Breaking open the box of Winchesters and loading the BM magazine, I deliberately slow fired the first 8 rounds. The Star functioned flawlessly and I printed a two inch group just left of my point of aim. That was nearly the last time the gun functioned through a magazine flawlessly with the Winchester ammo. Just about every magazine after that at least once it would extract the spent case but fail to eject it from the gun causing it to jam. The first time it happened the wife was shooting and I thought maybe she had "limp-wristed" it. When it happened to me as well, I was pretty sure I hadn't "limp-wristed" it. It seemed that the slide was just not coming back far enough to eject the spent case because it wasn't picking up the next round in the magazine either. Even with the ejection difficulty my groups, as I got used to the pistol got smaller. It is a very accurate firearm. All told we fired about 80 of the White Box FMJ's.

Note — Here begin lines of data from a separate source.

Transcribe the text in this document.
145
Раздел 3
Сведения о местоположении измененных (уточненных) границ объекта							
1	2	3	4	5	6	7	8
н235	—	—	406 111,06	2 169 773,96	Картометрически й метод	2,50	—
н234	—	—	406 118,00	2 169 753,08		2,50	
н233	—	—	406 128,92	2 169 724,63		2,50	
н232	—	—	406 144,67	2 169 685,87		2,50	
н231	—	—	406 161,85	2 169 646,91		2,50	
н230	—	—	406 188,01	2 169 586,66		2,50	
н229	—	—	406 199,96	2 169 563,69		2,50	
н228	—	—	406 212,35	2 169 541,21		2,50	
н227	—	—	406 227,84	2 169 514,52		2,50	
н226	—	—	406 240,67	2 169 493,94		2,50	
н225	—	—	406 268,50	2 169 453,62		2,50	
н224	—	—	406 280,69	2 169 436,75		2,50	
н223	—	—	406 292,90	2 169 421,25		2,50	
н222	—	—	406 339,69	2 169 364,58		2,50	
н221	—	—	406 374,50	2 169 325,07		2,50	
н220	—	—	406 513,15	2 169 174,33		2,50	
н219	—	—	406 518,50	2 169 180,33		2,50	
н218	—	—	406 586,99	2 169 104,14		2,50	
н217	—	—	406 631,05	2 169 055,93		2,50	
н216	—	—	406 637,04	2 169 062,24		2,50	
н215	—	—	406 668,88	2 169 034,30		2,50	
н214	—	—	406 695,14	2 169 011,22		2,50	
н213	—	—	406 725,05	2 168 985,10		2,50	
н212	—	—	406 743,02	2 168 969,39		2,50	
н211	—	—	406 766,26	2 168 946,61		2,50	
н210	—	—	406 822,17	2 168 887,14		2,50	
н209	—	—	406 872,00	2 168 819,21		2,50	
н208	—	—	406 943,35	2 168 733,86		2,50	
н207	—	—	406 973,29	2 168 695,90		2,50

Shooting it with the Remington hollow points brought forth two immediate observations. The first is that there was significantly more recoil and the second being that with more than fifty rounds fired we did not experience one single failure to eject. Not one. It also seemed that the Remington ammo was just a bit more accurate than the White Box. One fairly rapidly fired group at 8 yrds measured right at two inches. I was definately impressed with not only the BM at this point but the Remington ammo in particular.

Upon reflection the White Box ammo was just not "hot" enough to cycle the action. It is primarily a practice round, with I suspect just slightly more than enough powder to punch a whole in paper. The Star as I have mentioned has a pretty stiff recoil spring. Since the malfunction was not repeated with the Remington ammo I chalked the ejection problem up to the ammo.

This observation has been borne out on two other occassions as well. On the second occassion the wife, our two sons, the oldest sons father-in law and I were at the range shooting a variety of firearms. We all shot the BM and to a person experienced the same malfunction with the White Box ammo. Again the Remington rocked. On the last occassion our yougest son elected to try his hand at bowling pins with Dad's Star. During a little pre-match practice he, and the two other people that shot the gun (ed... they just had to try it) had the same problem. During the match using the remington rounds the firearm ran flawlessly. He ended up loosing out to his Mom and her 40 caliber Browning Hi-power in the third round though. I don't think it helped that before they shot it out I whispered in his ear "There ain't no family on the firing line, but that is your Mom your shooting against, even if you win you lose."

All kidding aside the Star BM is a very accurate, and considering the price of many new pistols a reasonably affordable firearm. To date we have run in excess of two hundred plus rounds of Remingtons 115gr hollow points without one single hiccup. If someone on a budget is in need of a serious pistol for personal protection or home defense they could not go wrong with a Star BM. As with all semi-automatic pistols it may take a box or two of different brands or bullet weights of ammo to find something that functions reliably. As for my Star I am convinced that the White Box just doesn't have enough ooomph to cycle the action and the few times that I have carried it, it was loaded with the remington offering and, I did so with complete confidence.

Once last observation on the BM is that the magazine does not fall free. This is entirely atributable to the magazine safety disconnect system. The BM will not fire when the magazine has been removed from the gun. If you do not care for this feature it can be easily changed to both, allow the magazine to fall free, and fire while it is removed. I will not detail the simple procedure here, suffice to say it is something I am capable of doing if I choose to, but encourage anyone that does not have a level of gunsmithing experience to have it done by a professional. Safety is paramount when it comes to firearms.